- Born: 4 June 1965 (age 60) La Spezia
- Occupation: Fashion designer

= Italo Zucchelli =

Italian fashion designer (born 1965)

Italo Zucchelli (born June 4, 1965, in La Spezia, Italy) is an Italian fashion designer, the Men's creative director of Calvin Klein Collection from 2004 to 2016. Designated by Calvin Klein to take over the men's wear in 2004, Italo Zucchelli is credited for amplifying the brand's minimalism and "Americanism".

==Biography==
Italo Zucchelli studied architecture in Florence for two years, and then studied design and style at Polimoda, graduating in 1988.

After working in menswear for Jil Sander and Romeo Gigli, he received a call from Calvin Klein inviting him to work on the brand's women's collection. He worked with the team for 3 years.
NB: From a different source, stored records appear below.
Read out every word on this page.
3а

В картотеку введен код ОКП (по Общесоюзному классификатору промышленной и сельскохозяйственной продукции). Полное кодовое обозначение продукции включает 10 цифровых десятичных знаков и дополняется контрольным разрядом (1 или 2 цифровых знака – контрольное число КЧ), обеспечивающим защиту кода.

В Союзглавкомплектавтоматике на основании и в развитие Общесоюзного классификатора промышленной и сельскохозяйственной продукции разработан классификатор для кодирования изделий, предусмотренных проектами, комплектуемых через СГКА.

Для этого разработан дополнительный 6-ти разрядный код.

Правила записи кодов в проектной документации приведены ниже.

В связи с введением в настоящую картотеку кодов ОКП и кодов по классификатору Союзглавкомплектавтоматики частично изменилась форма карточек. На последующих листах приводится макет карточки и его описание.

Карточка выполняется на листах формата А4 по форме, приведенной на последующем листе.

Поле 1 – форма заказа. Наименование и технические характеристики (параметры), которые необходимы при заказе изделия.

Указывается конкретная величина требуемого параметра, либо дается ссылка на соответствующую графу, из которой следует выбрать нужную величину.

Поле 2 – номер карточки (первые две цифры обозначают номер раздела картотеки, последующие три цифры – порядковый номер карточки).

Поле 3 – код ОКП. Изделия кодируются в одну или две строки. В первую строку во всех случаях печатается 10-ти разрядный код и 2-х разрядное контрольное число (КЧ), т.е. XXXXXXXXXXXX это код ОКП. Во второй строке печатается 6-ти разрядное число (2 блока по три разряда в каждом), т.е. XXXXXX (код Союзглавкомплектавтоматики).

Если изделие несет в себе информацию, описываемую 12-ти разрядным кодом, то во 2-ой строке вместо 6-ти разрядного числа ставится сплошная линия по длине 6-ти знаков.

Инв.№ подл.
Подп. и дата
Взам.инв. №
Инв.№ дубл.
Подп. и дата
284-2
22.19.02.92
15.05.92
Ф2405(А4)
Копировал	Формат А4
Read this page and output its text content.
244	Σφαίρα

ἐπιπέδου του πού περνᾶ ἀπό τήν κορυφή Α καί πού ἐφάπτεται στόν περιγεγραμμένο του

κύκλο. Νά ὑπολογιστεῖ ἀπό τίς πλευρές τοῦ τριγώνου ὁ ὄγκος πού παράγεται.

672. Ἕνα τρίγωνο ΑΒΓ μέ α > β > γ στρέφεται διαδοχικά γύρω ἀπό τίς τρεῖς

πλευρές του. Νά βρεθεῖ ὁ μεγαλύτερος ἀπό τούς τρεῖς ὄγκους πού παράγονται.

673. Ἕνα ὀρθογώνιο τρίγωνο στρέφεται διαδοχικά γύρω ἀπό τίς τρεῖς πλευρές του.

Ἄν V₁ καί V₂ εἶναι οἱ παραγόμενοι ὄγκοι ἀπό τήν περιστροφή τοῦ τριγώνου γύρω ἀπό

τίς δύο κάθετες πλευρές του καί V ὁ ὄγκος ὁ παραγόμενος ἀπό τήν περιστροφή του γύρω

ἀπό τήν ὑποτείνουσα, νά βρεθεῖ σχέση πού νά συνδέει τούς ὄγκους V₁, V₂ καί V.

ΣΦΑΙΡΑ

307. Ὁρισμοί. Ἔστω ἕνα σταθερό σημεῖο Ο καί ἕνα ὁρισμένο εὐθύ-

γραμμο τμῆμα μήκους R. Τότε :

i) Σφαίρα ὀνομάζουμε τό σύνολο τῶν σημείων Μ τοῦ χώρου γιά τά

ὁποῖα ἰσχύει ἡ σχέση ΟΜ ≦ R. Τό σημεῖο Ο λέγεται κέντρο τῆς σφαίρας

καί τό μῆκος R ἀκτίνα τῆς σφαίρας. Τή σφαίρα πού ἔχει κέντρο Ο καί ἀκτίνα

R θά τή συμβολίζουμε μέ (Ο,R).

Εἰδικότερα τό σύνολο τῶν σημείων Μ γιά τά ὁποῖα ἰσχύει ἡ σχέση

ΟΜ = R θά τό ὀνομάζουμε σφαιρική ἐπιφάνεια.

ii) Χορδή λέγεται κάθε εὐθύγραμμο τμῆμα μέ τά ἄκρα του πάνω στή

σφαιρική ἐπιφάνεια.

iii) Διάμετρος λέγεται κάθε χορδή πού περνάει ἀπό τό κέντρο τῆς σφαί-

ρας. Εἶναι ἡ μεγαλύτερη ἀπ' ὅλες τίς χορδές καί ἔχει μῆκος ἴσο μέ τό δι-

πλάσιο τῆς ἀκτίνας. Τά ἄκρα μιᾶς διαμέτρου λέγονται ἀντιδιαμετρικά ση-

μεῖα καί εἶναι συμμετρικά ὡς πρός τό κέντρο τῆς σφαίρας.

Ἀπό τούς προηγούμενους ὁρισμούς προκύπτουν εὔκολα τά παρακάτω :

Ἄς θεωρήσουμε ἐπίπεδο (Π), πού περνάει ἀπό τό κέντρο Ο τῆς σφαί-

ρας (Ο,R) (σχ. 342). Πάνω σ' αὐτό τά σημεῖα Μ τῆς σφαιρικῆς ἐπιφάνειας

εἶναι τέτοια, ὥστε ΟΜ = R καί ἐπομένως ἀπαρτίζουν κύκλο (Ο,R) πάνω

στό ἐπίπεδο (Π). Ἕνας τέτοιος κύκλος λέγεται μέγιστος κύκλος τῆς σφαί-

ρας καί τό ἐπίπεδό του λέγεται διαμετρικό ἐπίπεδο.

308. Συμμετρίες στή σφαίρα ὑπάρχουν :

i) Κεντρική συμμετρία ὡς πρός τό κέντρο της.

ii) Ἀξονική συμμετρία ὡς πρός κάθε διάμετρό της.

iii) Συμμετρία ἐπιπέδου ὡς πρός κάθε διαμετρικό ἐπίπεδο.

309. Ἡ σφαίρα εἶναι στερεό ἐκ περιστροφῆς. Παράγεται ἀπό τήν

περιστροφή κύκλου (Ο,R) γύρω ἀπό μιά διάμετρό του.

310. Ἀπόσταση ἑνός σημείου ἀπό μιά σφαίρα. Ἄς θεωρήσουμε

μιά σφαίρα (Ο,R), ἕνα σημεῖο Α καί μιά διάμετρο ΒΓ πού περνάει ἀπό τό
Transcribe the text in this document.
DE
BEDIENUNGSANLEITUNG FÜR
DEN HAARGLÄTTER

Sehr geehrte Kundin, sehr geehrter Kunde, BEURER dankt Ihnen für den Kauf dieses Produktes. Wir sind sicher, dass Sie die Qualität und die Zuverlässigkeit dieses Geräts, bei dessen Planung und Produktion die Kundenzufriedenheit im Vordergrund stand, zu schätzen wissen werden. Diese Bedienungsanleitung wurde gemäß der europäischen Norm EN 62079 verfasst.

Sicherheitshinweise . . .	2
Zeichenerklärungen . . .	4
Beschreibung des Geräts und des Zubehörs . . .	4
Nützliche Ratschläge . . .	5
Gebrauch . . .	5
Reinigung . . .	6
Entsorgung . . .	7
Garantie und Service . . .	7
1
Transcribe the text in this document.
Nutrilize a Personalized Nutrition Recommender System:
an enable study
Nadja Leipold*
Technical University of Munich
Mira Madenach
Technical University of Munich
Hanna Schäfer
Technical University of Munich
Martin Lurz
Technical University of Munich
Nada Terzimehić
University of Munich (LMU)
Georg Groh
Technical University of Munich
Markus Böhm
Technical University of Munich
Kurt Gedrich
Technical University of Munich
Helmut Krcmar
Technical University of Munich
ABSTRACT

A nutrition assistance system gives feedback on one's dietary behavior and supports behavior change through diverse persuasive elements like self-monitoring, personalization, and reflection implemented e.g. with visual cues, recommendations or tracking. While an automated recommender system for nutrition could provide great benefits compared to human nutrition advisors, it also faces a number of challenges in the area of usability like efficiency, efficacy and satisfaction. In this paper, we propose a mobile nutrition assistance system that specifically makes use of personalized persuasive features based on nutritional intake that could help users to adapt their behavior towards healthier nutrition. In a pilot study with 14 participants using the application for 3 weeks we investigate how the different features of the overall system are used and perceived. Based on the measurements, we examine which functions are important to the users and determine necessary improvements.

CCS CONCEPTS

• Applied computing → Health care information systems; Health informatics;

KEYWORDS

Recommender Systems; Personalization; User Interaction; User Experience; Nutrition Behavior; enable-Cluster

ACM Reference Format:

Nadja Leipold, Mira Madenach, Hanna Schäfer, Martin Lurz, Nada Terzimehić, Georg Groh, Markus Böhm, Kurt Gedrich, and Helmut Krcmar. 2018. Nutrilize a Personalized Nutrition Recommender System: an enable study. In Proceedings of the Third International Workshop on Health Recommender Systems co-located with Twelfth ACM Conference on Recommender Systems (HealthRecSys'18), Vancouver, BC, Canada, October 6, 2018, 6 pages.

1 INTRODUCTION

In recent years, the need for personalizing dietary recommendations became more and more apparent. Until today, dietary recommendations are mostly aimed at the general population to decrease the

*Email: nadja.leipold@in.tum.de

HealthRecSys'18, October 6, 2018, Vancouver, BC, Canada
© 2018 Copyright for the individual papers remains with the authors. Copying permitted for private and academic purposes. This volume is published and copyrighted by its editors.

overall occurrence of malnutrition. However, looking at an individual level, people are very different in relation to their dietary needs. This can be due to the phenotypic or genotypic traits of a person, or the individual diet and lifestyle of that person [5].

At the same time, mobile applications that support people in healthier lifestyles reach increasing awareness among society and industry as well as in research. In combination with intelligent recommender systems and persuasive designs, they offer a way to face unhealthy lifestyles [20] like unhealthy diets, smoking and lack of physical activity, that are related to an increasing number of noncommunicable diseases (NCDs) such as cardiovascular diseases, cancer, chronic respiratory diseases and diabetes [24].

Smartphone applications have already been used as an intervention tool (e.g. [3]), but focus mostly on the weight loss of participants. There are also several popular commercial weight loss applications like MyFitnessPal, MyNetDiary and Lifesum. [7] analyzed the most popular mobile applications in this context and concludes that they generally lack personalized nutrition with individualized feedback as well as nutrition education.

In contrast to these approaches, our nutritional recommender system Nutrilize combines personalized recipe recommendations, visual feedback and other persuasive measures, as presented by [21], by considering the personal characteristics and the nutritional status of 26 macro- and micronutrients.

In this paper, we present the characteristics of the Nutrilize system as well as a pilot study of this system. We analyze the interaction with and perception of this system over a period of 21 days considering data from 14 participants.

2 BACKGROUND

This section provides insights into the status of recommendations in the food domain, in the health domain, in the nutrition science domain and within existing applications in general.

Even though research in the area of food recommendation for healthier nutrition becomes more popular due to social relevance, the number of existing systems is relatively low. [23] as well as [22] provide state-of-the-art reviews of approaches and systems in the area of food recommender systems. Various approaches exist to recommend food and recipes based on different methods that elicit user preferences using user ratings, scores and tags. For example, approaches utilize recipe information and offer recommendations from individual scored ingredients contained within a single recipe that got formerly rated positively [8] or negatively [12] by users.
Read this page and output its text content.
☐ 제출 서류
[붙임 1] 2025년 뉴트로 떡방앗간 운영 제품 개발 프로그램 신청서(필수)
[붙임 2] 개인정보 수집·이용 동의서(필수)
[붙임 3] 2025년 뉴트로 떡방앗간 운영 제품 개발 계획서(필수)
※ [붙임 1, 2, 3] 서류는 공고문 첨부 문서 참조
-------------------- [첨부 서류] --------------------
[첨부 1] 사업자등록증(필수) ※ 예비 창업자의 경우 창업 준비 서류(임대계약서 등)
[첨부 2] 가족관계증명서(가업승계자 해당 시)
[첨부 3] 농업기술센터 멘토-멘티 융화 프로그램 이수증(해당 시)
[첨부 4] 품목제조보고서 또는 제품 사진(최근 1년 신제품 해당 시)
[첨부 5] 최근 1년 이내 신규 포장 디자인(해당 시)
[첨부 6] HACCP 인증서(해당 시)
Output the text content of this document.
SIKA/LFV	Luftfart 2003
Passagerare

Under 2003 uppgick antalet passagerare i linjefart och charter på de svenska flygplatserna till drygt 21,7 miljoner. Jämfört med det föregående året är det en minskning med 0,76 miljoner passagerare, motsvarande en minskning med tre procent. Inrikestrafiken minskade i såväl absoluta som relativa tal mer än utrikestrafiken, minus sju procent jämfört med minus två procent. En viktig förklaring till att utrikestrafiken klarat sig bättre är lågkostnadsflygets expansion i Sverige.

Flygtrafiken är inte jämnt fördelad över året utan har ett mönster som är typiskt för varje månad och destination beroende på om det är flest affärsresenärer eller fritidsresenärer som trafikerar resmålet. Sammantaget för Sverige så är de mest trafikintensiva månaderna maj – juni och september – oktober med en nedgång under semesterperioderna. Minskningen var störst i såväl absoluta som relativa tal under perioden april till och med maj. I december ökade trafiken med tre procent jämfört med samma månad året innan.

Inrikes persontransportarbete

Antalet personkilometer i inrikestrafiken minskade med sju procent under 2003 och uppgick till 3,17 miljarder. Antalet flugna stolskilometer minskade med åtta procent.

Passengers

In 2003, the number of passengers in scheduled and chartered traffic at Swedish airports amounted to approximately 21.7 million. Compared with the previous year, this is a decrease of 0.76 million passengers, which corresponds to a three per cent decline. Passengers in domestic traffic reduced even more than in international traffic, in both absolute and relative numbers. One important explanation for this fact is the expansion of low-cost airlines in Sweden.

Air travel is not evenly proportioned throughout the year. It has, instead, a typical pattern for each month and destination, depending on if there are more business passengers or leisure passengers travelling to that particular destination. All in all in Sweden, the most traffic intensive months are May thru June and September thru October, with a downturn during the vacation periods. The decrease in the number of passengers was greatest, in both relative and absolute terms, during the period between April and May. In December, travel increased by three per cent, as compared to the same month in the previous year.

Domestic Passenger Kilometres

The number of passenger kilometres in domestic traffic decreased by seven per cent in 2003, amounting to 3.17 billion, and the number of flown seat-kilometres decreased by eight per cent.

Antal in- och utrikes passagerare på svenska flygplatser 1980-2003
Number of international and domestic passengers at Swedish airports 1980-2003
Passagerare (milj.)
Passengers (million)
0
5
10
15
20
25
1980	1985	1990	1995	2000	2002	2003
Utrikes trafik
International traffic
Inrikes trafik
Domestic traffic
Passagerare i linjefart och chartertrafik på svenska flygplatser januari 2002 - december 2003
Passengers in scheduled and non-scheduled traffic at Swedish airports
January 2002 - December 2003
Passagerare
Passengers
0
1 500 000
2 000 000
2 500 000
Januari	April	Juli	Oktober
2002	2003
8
When Calvin Klein left the company in 2004, Zucchelli was promoted to Men's Creative Director of Calvin Klein.

As of February 2015, Zucchelli had organized 30 CK collection shows. In April 2016, as the company decided to assign men's and women's collections to the same designer, Italo Zucchelli left Calvin Klein.

==Design style==
Italo Zucchelli's first exposure to the CK brand was in 1982 with the ad of the brand displaying a young man wearing just underwear, a first at the time. Inspired by the "clean American" look of the brand's models and wears, Zucchelli continues the Calvin Klein tradition of formalwear with a slight athletic touch to it. He gives an equal attention to the design of its clothes and to the choice of models that wear them, as he says they embody the spirit of the brand. According to him, the "Calvin Klein guy" is strong, masculine, healthy, built, good-looking: "very American".

Italo Zucchelli has been often noted for using unique materials in his designs. He used foam from bicycle seats which he displayed at his 2009 show in New York. He also created a tuxedo jacket made of the synthetic rubber Neoprene. This plastic approach to the fabric has been tagged by Canadian fashion critic Tim Blanks as "sublime futurism". Some of his work is colorful, like the red fluorescent suit exhibited at the 2009 NY Show, or the bright-colored leggings inspired by Australian surfers and revealed in 2007.

Zucchelli's 2015 fall collection was inspired by the book Sex and Suits by Anne Hollander.